Le personnage qui faisait les offres et poussait ses auditeurs à surenchérir était un petit homme très brun, aux allures remuantes, à l’aspect étranger. Il s’exprimait avec un fort accent italien et ne pouvait prononcer une parole sans l’accompagner perpétuellement de gestes aussi inutiles qu’expressifs. Il sauta de joie en entendant émettre une proposition à cinquante louis et, très ardent à obtenir mieux encore, il déclara :

— Nous allons avoir une partie superbe ! Il faut que la Banque prenne sa revanche.

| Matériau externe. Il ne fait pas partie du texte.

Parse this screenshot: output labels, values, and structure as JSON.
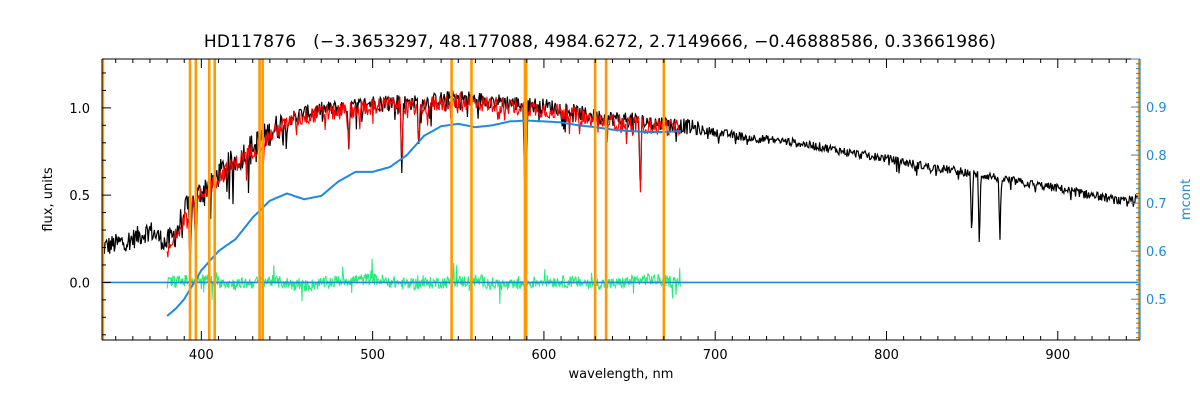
{
  "chart_data": {
    "type": "line",
    "title": "HD117876   (−3.3653297, 48.177088, 4984.6272, 2.7149666, −0.46888586, 0.33661986)",
    "xlabel": "wavelength, nm",
    "ylabel": "flux, units",
    "y2label": "mcont",
    "xlim": [
      342,
      948
    ],
    "ylim": [
      -0.33,
      1.28
    ],
    "y2lim": [
      0.415,
      1.0
    ],
    "x_ticks": [
      400,
      500,
      600,
      700,
      800,
      900
    ],
    "y_ticks": [
      0.0,
      0.5,
      1.0
    ],
    "y2_ticks": [
      0.5,
      0.6,
      0.7,
      0.8,
      0.9
    ],
    "grid": false,
    "colors": {
      "observed": "#000000",
      "model": "#ff0000",
      "residual": "#22ee77",
      "continuum": "#1e88e5",
      "marker_lines": "#ff9900",
      "right_axis": "#1e88e5"
    },
    "marker_lines_x": [
      342.5,
      393.4,
      396.8,
      404.6,
      407.8,
      434.0,
      435.8,
      546.1,
      557.7,
      588.9,
      589.6,
      629.9,
      636.3,
      670.0,
      947.5
    ],
    "series": [
      {
        "role": "observed",
        "x": [
          342,
          350,
          360,
          370,
          380,
          385,
          390,
          400,
          410,
          420,
          430,
          440,
          450,
          460,
          470,
          480,
          490,
          500,
          510,
          520,
          530,
          540,
          550,
          560,
          570,
          580,
          590,
          600,
          610,
          620,
          630,
          640,
          650,
          660,
          670,
          680,
          700,
          720,
          740,
          760,
          780,
          800,
          820,
          840,
          860,
          880,
          900,
          920,
          940,
          948
        ],
        "y": [
          0.2,
          0.22,
          0.25,
          0.3,
          0.22,
          0.28,
          0.4,
          0.52,
          0.62,
          0.7,
          0.78,
          0.86,
          0.93,
          0.97,
          0.99,
          1.0,
          1.01,
          1.03,
          1.04,
          1.03,
          1.03,
          1.05,
          1.06,
          1.05,
          1.04,
          1.03,
          1.02,
          1.01,
          1.0,
          0.97,
          0.95,
          0.94,
          0.93,
          0.92,
          0.91,
          0.9,
          0.86,
          0.83,
          0.81,
          0.78,
          0.74,
          0.71,
          0.67,
          0.64,
          0.61,
          0.57,
          0.54,
          0.5,
          0.46,
          0.49
        ]
      },
      {
        "role": "model",
        "x": [
          380,
          385,
          390,
          400,
          410,
          420,
          430,
          440,
          450,
          460,
          470,
          480,
          490,
          500,
          510,
          520,
          530,
          540,
          550,
          560,
          570,
          580,
          590,
          600,
          610,
          620,
          630,
          640,
          650,
          660,
          670,
          680
        ],
        "y": [
          0.16,
          0.26,
          0.38,
          0.5,
          0.6,
          0.68,
          0.76,
          0.84,
          0.91,
          0.95,
          0.97,
          0.98,
          0.99,
          1.01,
          1.02,
          1.01,
          1.01,
          1.03,
          1.04,
          1.03,
          1.02,
          1.01,
          1.0,
          0.99,
          0.98,
          0.95,
          0.93,
          0.92,
          0.91,
          0.9,
          0.89,
          0.88
        ]
      },
      {
        "role": "residual",
        "x": [
          380,
          400,
          420,
          440,
          460,
          480,
          500,
          520,
          540,
          560,
          580,
          600,
          620,
          640,
          660,
          680
        ],
        "y": [
          0.0,
          0.02,
          -0.01,
          0.01,
          -0.02,
          0.01,
          0.02,
          -0.01,
          0.0,
          0.01,
          -0.02,
          0.01,
          0.0,
          -0.01,
          0.02,
          0.0
        ]
      },
      {
        "role": "continuum",
        "axis": "right",
        "x": [
          380,
          385,
          390,
          395,
          400,
          410,
          420,
          430,
          440,
          450,
          460,
          470,
          480,
          490,
          500,
          510,
          520,
          530,
          540,
          550,
          560,
          570,
          580,
          590,
          600,
          610,
          620,
          630,
          640,
          650,
          660,
          670,
          680
        ],
        "y": [
          0.465,
          0.48,
          0.5,
          0.53,
          0.56,
          0.6,
          0.625,
          0.67,
          0.705,
          0.72,
          0.708,
          0.715,
          0.745,
          0.765,
          0.765,
          0.775,
          0.8,
          0.84,
          0.86,
          0.865,
          0.858,
          0.862,
          0.87,
          0.872,
          0.87,
          0.868,
          0.862,
          0.858,
          0.853,
          0.85,
          0.848,
          0.848,
          0.85
        ]
      },
      {
        "role": "continuum-flat",
        "x": [
          342,
          380,
          680,
          948
        ],
        "y": [
          0.0,
          0.0,
          0.0,
          0.0
        ]
      }
    ],
    "absorption_lines": [
      {
        "x": 393.4,
        "depth": 0.35
      },
      {
        "x": 396.8,
        "depth": 0.3
      },
      {
        "x": 486.1,
        "depth": 0.3
      },
      {
        "x": 517.0,
        "depth": 0.42
      },
      {
        "x": 527.0,
        "depth": 0.28
      },
      {
        "x": 588.9,
        "depth": 0.55
      },
      {
        "x": 589.6,
        "depth": 0.5
      },
      {
        "x": 656.3,
        "depth": 0.45
      },
      {
        "x": 849.8,
        "depth": 0.4
      },
      {
        "x": 854.2,
        "depth": 0.45
      },
      {
        "x": 866.2,
        "depth": 0.4
      }
    ]
  }
}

Voyons, mesdames, messieurs, je suis sûr que je vais trouver preneur à plus de cinquante louis… mettons cinquante-cinq.

Le bruit se faisait plus confus, plus intense, toutefois, nul ne mettait de surenchères. Il se passa quelques instants pendant lesquels le personnage à l’accent italien sembla ne rien trouver à dire, ce dont il se consolait en gesticulant et en parcourant le salon d’un bout à l’autre, sans but apparent.

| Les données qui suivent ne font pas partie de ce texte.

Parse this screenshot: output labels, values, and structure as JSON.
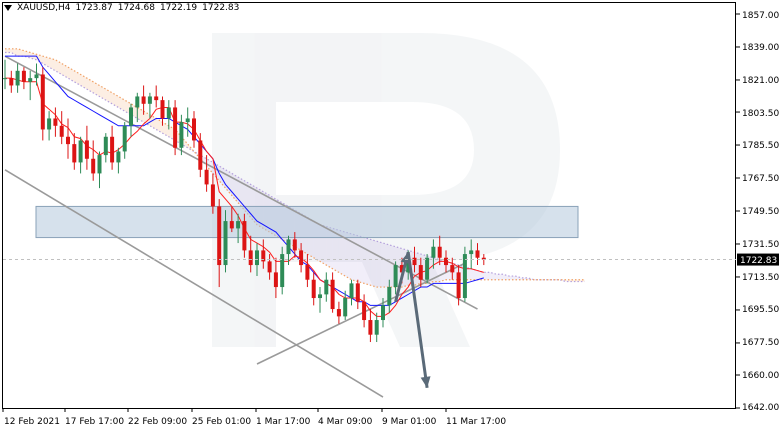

Il revint près de la table de jeu et, résolu cette fois à ne pas tarder plus longtemps, il allait adjuger la Banque au dernier enchérisseur lorsque quelqu’un appela d’un ton autoritaire :

— Mario Isolino [12] !

Le petit homme bondit, et avec une rapidité merveilleuse sauta sur la chaise la plus voisine de lui, il proféra :

— Quel est le signor qui me demande ?

Une voix grave, celle qui, quelques instants auparavant venait de prononcer son nom, reprit :

— Mario Isolino inscris-moi, je prends la banque à cent louis !

L’Italien faillit dégringoler du haut de sa chaise tant il paraissait à la fois heureux et stupéfait. Et, tout en s’efforçant de rattraper son équilibre compromis, en faisant de grands moulinets avec ses petits bras, il répéta sur un ton véritablement admiratif et inspiré :

— Ah quelle superbe partie nous allons voir, mesdames et messieurs ! Il y a preneur à cent louis et c’est encore le Prince qui va tenir la banque.

Cette dernière déclaration déterminait de nombreux commentaires dans l’assistance et la conversation prenait désormais un ton plus catégorique, plus accentué. On s’étonnait, en effet, de voir un homme mettre autant d’acharnement à défier le sort.

Le Prince qui venait de s’inscrire pour prendre la banque à cent louis était, en effet, l’un des joueurs les plus malheureux que l’on eût vu depuis trois ou quatre soirs. Au cours des dernières soirées, il avait perdu des sommes colossales sans interruption pour ainsi dire ; mais il ne se décourageait pas, et sitôt la banque sautée entre ses doigts, il en reprenait une autre sans tenir compte des compétitions qui pouvaient se produire. Il surenchérissait toujours à seule fin de rester maître de la situation.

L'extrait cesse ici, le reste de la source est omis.